151 pages, The Folio Society
If we accept that The Secret History as authentic, then it makes Procopius perhaps the most schizophrenic author in all of history. In the vast majority of his works, at least one of which was written after The Secret History, he praises the Byzantine Emperor Justinian and his works. Why he would have written something so at odds with his previous and later histories is in itself a fascinating question; clearly, he had some axe to grind. It’s important to remember that Constantinople at that time was a highly partisan place and that when we reflect on some of the partisan and often fictitious scandal sheets that are written about our own leaders today, it is not surprising that similar slanders existed then (one wonders whether Procopius was a green or a blue…)
Modern scholars, for the most part, seem to accept the authenticity of The Secret History; I, for one, remain doubtful, based on the other works of Procopius that I have read. In his other works, he appears to be a reasonably sober historian of the classical Greco-Roman stripe, but in The Secret History he is little short of hysterical. He makes ridiculous claims – such as that Justinian was responsible for the deaths of over 1 trillion people, or that the emperor was actually a demon in human form (as to this latter claim, he even goes so far as to relate an anecdote that supposedly Justinian’s mother believed that he was conceived by a demon). Furthermore, he claims that several “unnamed sources” saw Justinian’s head disappear or else become transformed into a shapeless lump of flesh. Well, then, with sources such as these, it’s settled: Justinian was a demon.

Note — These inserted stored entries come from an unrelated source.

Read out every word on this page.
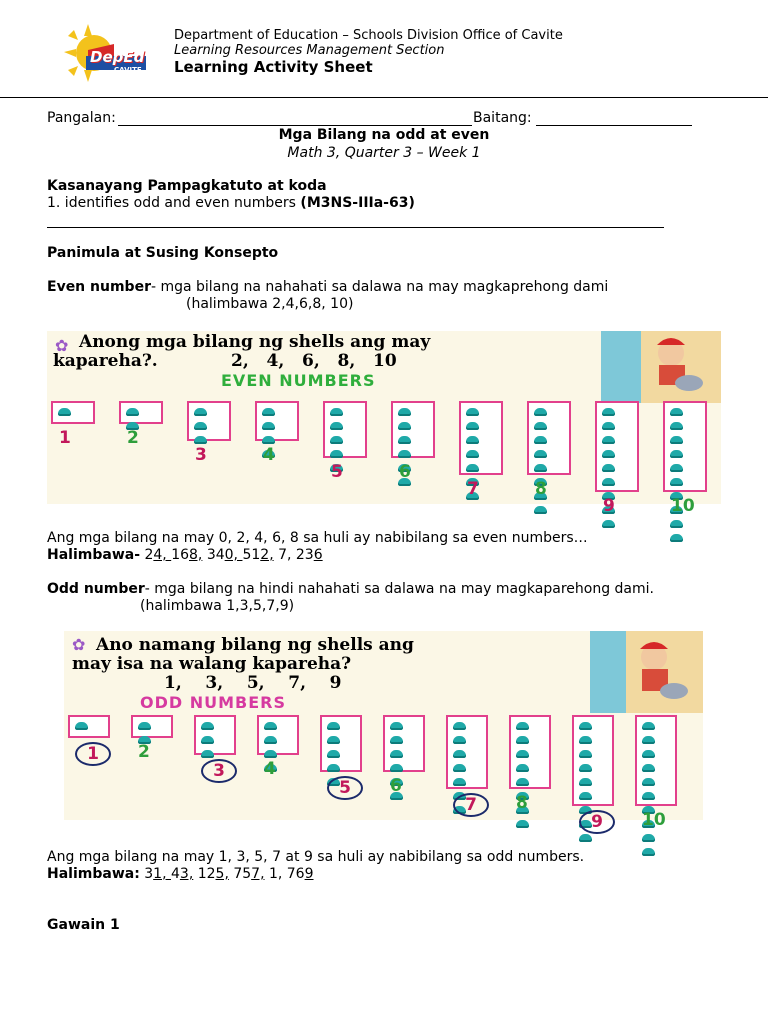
DepEd
CAVITE
Department of Education – Schools Division Office of Cavite
Learning Resources Management Section
Learning Activity Sheet
Pangalan:	Baitang:
Mga Bilang na odd at even
Math 3, Quarter 3 – Week 1
Kasanayang Pampagkatuto at koda
1. identifies odd and even numbers (M3NS-IIIa-63)
Panimula at Susing Konsepto
Even number- mga bilang na nahahati sa dalawa na may magkaprehong dami
(halimbawa 2,4,6,8, 10)
✿ Anong mga bilang ng shells ang may
kapareha?.	2,   4,   6,   8,   10
EVEN NUMBERS
1	2
3	4
5	6
7	8
9	10
Ang mga bilang na may 0, 2, 4, 6, 8 sa huli ay nabibilang sa even numbers…
Halimbawa- 24, 168, 340, 512, 7, 236
Odd number- mga bilang na hindi nahahati sa dalawa na may magkaparehong dami.
(halimbawa 1,3,5,7,9)
✿ Ano namang bilang ng shells ang
may isa na walang kapareha?
1,    3,    5,    7,    9
ODD NUMBERS
1	2
3	4
5	6
7	8
9	10
Ang mga bilang na may 1, 3, 5, 7 at 9 sa huli ay nabibilang sa odd numbers.
Halimbawa: 31, 43, 125, 757, 1, 769
Gawain 1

This is a good translation by G.A. Williamson, Senior Master of Classics at Norwich School from 1922 to 1960, of Procopius’ controversial opus. While The Histories and Buildings are recognized as Procopius’ politically correct works, The Secret History tells a stunning tale of greed, corruption and destruction under Justinian and Theodora’s empire. The result is something that reads like an ancient tabloid, an endless tirade of hyperbole and empty rhetoric. It is here that the reader can dismiss the whole thing as the ranting’s of a lunatic who had a personal grudge against Justinian (which is true). But this does not make it a worthless document: 1st, it’s genuinely interesting as a quick read made lively by the extreme rhetoric describing Justinian’s viciousness and greed; 2nd, you really do get a good look at some parts of Byzantine life, from prostitution to constant legal disputes over wills in the aristocracy to the attempts to revive/keep up the notion of a Roman empire; and 3rd, Procopius, in this book, is more of a political commentator rather than a historian (I did not expect to find in the authoritarian and dogmatic world of Byzantium a voice like Procopius, who opposes torture, thinks that women should be free to marry whom they love, and who even opposed Justinian’s persecutions of the Jews).
Yes, he certainly does exaggerate, but there’s no question that a lot of it is due to Justinian really being a murdering SOB and Procopius having a totally different worldview. So, besides being an interesting read, The Secret History revealed to me much about our own world and the ideas of authority, dissent and human rights.